On December 11, 2009, the Office of Energy and Environmental Affairs announced that Massachusetts will retain the moratorium on additional incineration capacity. The statement further outlined a plan to reduce burning and burying by new approaches that will increase recycling.

“Focusing on incineration and landfills is the wrong end of the waste equation,” said Secretary Ian Bowles.

While the Solid Waste Master Plan for the next decade will be drafted this winter, the Patrick-Murray Administration committed to “an aggressive agenda” that gives cities and towns assistance to expand and improve their waste reduction efforts.

The administration also supports Extended Producer Responsibility (EPR) legislation and regulation. EPR requires greater responsibility from manufacturers of certain products to pay for the cost of reusing or recycling them.

“By urging passage of the Extended Producer Responsibility law for electronics, and an expanded bottle bill, Massachusetts will reduce the volume and toxicity of the waste it generates," said Roger Dietrich, Chair of the national Sierra Club Zero Waste Team, in an email message from Virginia. EPR programs for electronics also create new businesses and jobs in collection, reuse, and recycling.

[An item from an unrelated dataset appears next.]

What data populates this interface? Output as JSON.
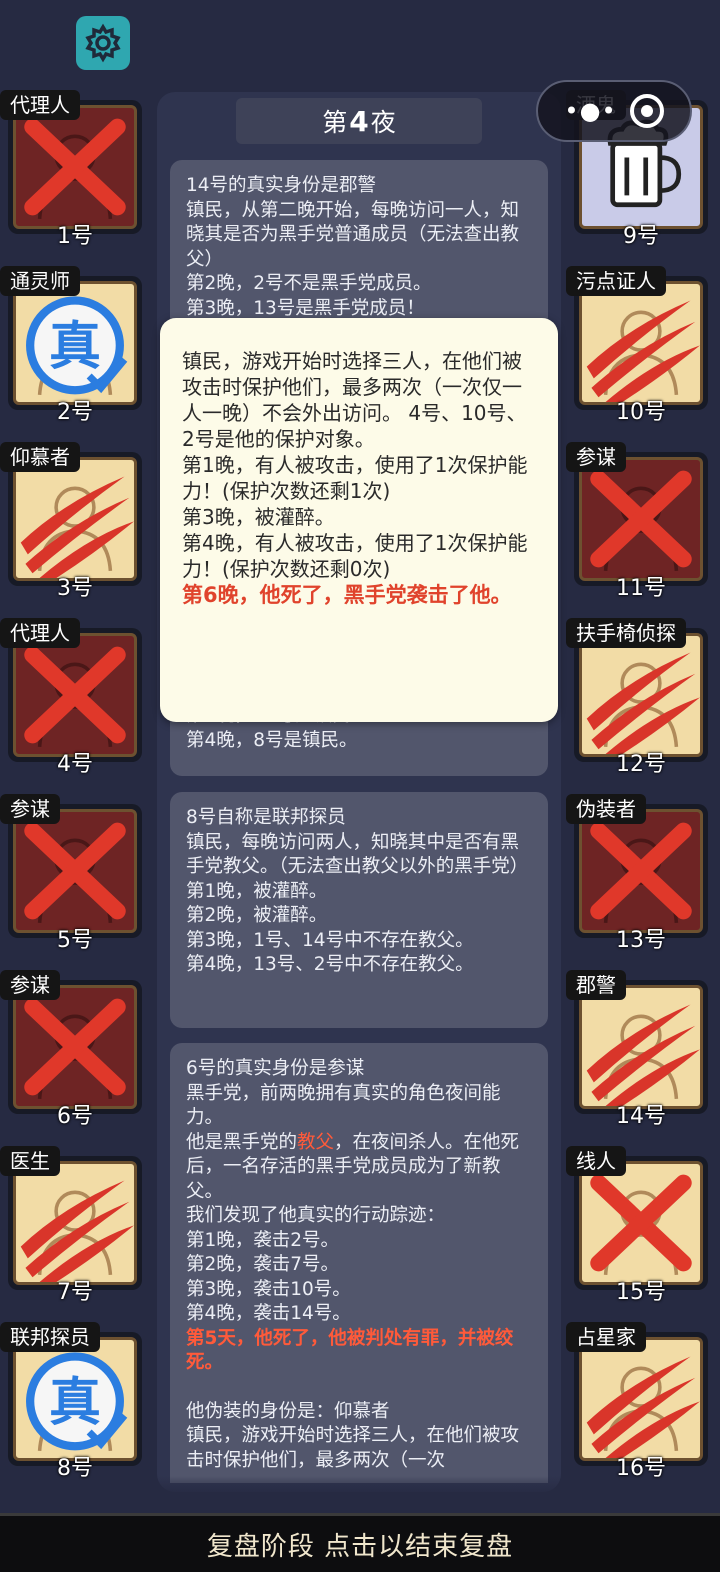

Since 2001, 180 Massachusetts municipalities have passed resolutions supporting EPR for discarded electronic products. An EPR bill for electronics is now in the House Rules Committee and is expected to pass if it comes to a vote. Since the December announcement, the city of Holyoke and the town of Milton have both passed resolutions supporting a comprehensive statewide EPR bill that will allow additional product categories to be added over time by the MassDEP.

To address the organic fraction of the waste, notably food and yard trimmings, the Administration supports composting and anaerobic digestion, a technology that safely captures all methane formed by decomposition for energy, and leaves a “digestate” to be composted.